Raf Simons & Pieter Mulier in Dior and I. Courtesy of Dior and Netflix.

Belgian designer Pieter Mulier has been appointed as Creative Director of Maison Alaïa. Chief Executive Officer of Alaïa, Myriam Serrano announced the hire on Feb. 5th. The Richemont-owned luxury brand produces both ready-to-wear and haute couture lines. 

Alaïa began his couture work in 1965, eventually garnering the nickname “King of Cling” for his svelte, body-hugging gowns. Ready-to-wear (RTW) grew prominence in the small-scale couture atelier as it was developed to a luxury brand defined by full-knit construction gowns, lace-up platform boots, and laser-cut, leather tote bags.  In the early 1990s, Alaïa relocated his Paris showroom to a large, 19th century building on the Rue de Moussy. The designer lived and worked here until he passed away in 2017.

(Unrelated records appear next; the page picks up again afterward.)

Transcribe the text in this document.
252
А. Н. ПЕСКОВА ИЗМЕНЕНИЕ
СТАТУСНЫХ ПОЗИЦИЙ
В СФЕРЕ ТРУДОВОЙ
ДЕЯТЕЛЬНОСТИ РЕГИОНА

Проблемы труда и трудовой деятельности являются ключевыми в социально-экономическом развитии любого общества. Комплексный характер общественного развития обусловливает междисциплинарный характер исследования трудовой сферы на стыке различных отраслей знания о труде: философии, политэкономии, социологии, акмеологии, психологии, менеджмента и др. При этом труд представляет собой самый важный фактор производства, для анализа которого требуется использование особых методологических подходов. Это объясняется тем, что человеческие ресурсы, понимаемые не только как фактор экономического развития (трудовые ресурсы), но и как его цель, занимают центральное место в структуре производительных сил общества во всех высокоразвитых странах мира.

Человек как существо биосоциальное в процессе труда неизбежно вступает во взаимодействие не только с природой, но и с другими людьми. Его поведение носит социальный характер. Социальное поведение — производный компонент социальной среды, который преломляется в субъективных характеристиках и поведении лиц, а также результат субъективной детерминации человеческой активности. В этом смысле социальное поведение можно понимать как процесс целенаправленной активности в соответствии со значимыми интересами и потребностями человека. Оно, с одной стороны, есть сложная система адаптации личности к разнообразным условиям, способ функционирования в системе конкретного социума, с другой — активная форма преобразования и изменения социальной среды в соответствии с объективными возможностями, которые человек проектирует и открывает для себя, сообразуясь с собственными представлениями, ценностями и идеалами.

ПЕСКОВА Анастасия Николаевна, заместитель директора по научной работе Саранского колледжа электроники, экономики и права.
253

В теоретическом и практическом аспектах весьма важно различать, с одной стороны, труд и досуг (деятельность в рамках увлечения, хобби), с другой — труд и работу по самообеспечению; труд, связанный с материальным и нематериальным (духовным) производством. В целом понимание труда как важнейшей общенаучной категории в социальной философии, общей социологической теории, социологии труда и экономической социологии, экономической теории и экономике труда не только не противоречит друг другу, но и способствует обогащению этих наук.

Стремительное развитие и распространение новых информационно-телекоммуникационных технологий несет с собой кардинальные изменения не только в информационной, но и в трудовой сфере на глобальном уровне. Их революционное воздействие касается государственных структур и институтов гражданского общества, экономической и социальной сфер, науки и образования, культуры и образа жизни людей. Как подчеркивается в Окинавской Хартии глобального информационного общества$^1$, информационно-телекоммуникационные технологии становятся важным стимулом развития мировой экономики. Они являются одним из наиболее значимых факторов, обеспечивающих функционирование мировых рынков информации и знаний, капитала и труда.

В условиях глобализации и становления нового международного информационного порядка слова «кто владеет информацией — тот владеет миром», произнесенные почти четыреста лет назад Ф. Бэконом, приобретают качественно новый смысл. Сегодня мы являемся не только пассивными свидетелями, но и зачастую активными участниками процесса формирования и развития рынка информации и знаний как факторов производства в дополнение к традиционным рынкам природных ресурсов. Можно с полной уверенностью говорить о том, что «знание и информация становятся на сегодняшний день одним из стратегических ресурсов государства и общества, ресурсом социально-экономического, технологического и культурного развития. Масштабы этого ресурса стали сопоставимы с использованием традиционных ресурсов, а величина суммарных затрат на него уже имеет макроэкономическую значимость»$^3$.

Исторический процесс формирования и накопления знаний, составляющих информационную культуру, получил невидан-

We were first introduced to Mulier in the 2014  documentary Dior and I -the Frédéric Tcheng film chronicling the design of  Dior’s FW 2012 Haute Couture presentation -Raf Simons’ first collection as creative director of womenswear. Mulier was revealed to us as the frank, dry right hand to Simons, serving as the middleman between Simons and his Dior ateliers. Mulier moved with Simons when he became the Chief Creative Officer at Calvin Klein, placing Mulier as Creative Director of the RTW line 205w39nyc and the bespoke, made to measure line Calvin Klein By Appointment. Mulier bowed with Simons at the 205W39NYC runway presentations whereas he was never a public figure at Simons’ previous positions with Jil Sander and Dior.

Mulier most definitely has the skill and experience from working alongside Raf Simons throughout his tenures at Jil Sander to DIOR all the way through Calvin Klein. Beyond his connection to Raf, it will be interesting to see exactly what Mulier brings to the table. Following an iconoclast such as Azzedine Alaïa will present certain challenges. Alaïa was known to present collections against the traditional schedule whilst concurrently bemoaning the apparent materialism and vanity of exalted fashion heavyweights such as Karl Lagerfeld and Anna Wintour. Full couture collections were sometimes not presented to the press for years at a time, privately producing haute couture garments for his circle of devoted clientele. All the while the Alaïa prêt-à-porter collection seemed to sit at a steady simmer, churning out collections defined by the brand’s classic silhouettes which were more often than not presented as editorials as opposed to flashy Runway presentations.

Richemont, the parent company behind Maison Alaïa is also behind Alber Elbaz’s new line, AZ Factory, a conceptual collection driven by science and technology. Richemont has also just hired Gabriela Hearst as Creative Director of Chloé. The move to bring on Mulier marks another calculated move made by the conglomerate. We have seen many brands lose their namesake and continue on forward: Alexander McQueen, Mugler, YSL, but not yet in this world seemingly turned upside down. It will be lovely to see what tenets of the brand Mulier holds on to and what he does not. Mulier’s first collection will be presented in Fall 2021 for the Spring 2022 season.